To diagnose the problem there are a series of questions. The next question depends on the answer to the previous question so I can only ask one at a time.
Please remember that I’m diagnosing ‘blind’ thus depend on you to be my hands and eyes. More information is better and photos / videos are greatly appreciated. Please include previous text with replies so I can review the information (else I end up asking the same questions over and over).
1. Does the red light come on in the main power switch when you turn it on?
Yes, Proceed to #2
Check the power receptacle and power cord to be sure there is power in the receptacle, the machine is properly plugged in and the power cord is firmly attached to the back of the machine.
Return to 1.
Note: ask about timer function and alarms…
Note: ask about fluid level…
2. Does the green gas production light come on and stay on (no flicker) when you turn on the timer switch?
No. Proceed to #3
Since your green light stays on and does not flicker, we’ve eliminated the possibility of a partially plugged gas out hose.
So the issues we’ll now test for are:
a. Not enough gas production (usually a lean lye mixture)
b. A gas leak (fairly easy to find)
c. A bad electrical connection (power to or from the electrolyzer)
#3. Next confirm the machine is making (enough) gas:
Remove the Cap from the Water Fill stem (black top water-fill cap or the Tower Cap as appropriate)
and look down the silver stem with a flashlight to confirm bubble production… Do this with the fan running (so power is on and timer is activated) and liquid level OVER the holes in the white plastic block down inside…
For this test, the fluid should be about 1/4 inch (6mm) above the plastic block inside so you can see the bubbles coming out of the top holes in the white plastic block.
For people having difficulty seeing down the tube, you can also use a ‘dip stick’ to verify fluid level. A wooden skewer or chop stick works well)
The plastic block itself, not the standoffs, is about 5 3/4” (14.5 cm) from the top of the silver water fill pipe.
The FULL fluid level is about 5 1/8” (13 cm) from the top of the silver water fill pipe.
It helps if the machine is cool when you do this test, so that the ‘lye mist’ isn’t rising to cloud your view.

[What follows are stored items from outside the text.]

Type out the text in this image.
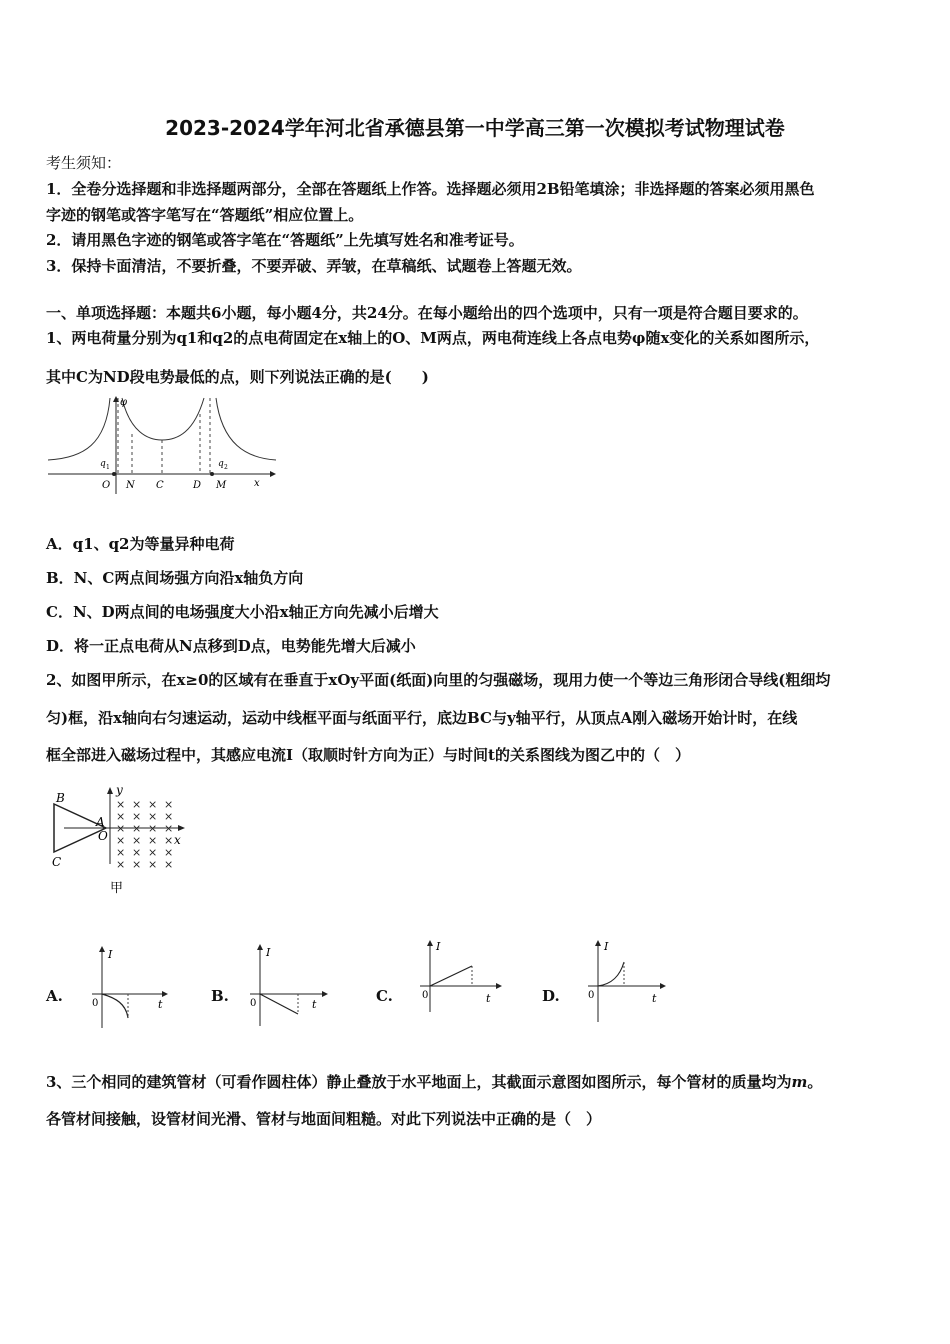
2023-2024学年河北省承德县第一中学高三第一次模拟考试物理试卷
考生须知：
1．全卷分选择题和非选择题两部分，全部在答题纸上作答。选择题必须用2B铅笔填涂；非选择题的答案必须用黑色
字迹的钢笔或答字笔写在“答题纸”相应位置上。
2．请用黑色字迹的钢笔或答字笔在“答题纸”上先填写姓名和准考证号。
3．保持卡面清洁，不要折叠，不要弄破、弄皱，在草稿纸、试题卷上答题无效。
一、单项选择题：本题共6小题，每小题4分，共24分。在每小题给出的四个选项中，只有一项是符合题目要求的。
1、两电荷量分别为q1和q2的点电荷固定在x轴上的O、M两点，两电荷连线上各点电势φ随x变化的关系如图所示，
其中C为ND段电势最低的点，则下列说法正确的是(　　)
φ
q 1	q 2
O N C	D M	x
A．q1、q2为等量异种电荷
B．N、C两点间场强方向沿x轴负方向
C．N、D两点间的电场强度大小沿x轴正方向先减小后增大
D．将一正点电荷从N点移到D点，电势能先增大后减小
2、如图甲所示，在x≥0的区域有在垂直于xOy平面(纸面)向里的匀强磁场，现用力使一个等边三角形闭合导线(粗细均
匀)框，沿x轴向右匀速运动，运动中线框平面与纸面平行，底边BC与y轴平行，从顶点A刚入磁场开始计时，在线
框全部进入磁场过程中，其感应电流I（取顺时针方向为正）与时间t的关系图线为图乙中的（　）
× × × ×
× × × ×
× × × ×
× × × ×
× × × ×
× × × ×
B
A
C
O
y
x
甲
A.
I
0	t	B.
I
0	t	C.
I
0	t	D.
I
0	t
3、三个相同的建筑管材（可看作圆柱体）静止叠放于水平地面上，其截面示意图如图所示，每个管材的质量均为m。
各管材间接触，设管材间光滑、管材与地面间粗糙。对此下列说法中正确的是（　）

Before going to the next step I need to confirm the machine is making gas INSIDE the electrolyzer tank.
Are there lots of bubbles, few bubbles or no bubbles?
If the liquid isn’t above the holes, you won’t be able to see the gas bubbling out of the holes.
Please confirm what the green light is doing when the bubbling is stopped (solid green, flashing or off)?
The green light doesn’t come on when I turn on the timer switch .
Is there an ALARM sounding?
Does the green light come on when you turn on the main power, press the top timer switch button and REMOVE the water fill cap?
If yes then you likely have a sludge block in your gas-out hose.
If no, contact us for further instructions.
If the light starts flashing too much, to where gas production (bubbling) slows down; you can likely clear the hoses by using a syringe to inject water backwards through the tubes.
In the case of the EA-H160 I’d take the bubbler stone off the end of the tube in the filter and then inject water up the tube with a syringe.
Note that the bubbling stone itself can become plugged and can usually be washed or replaced.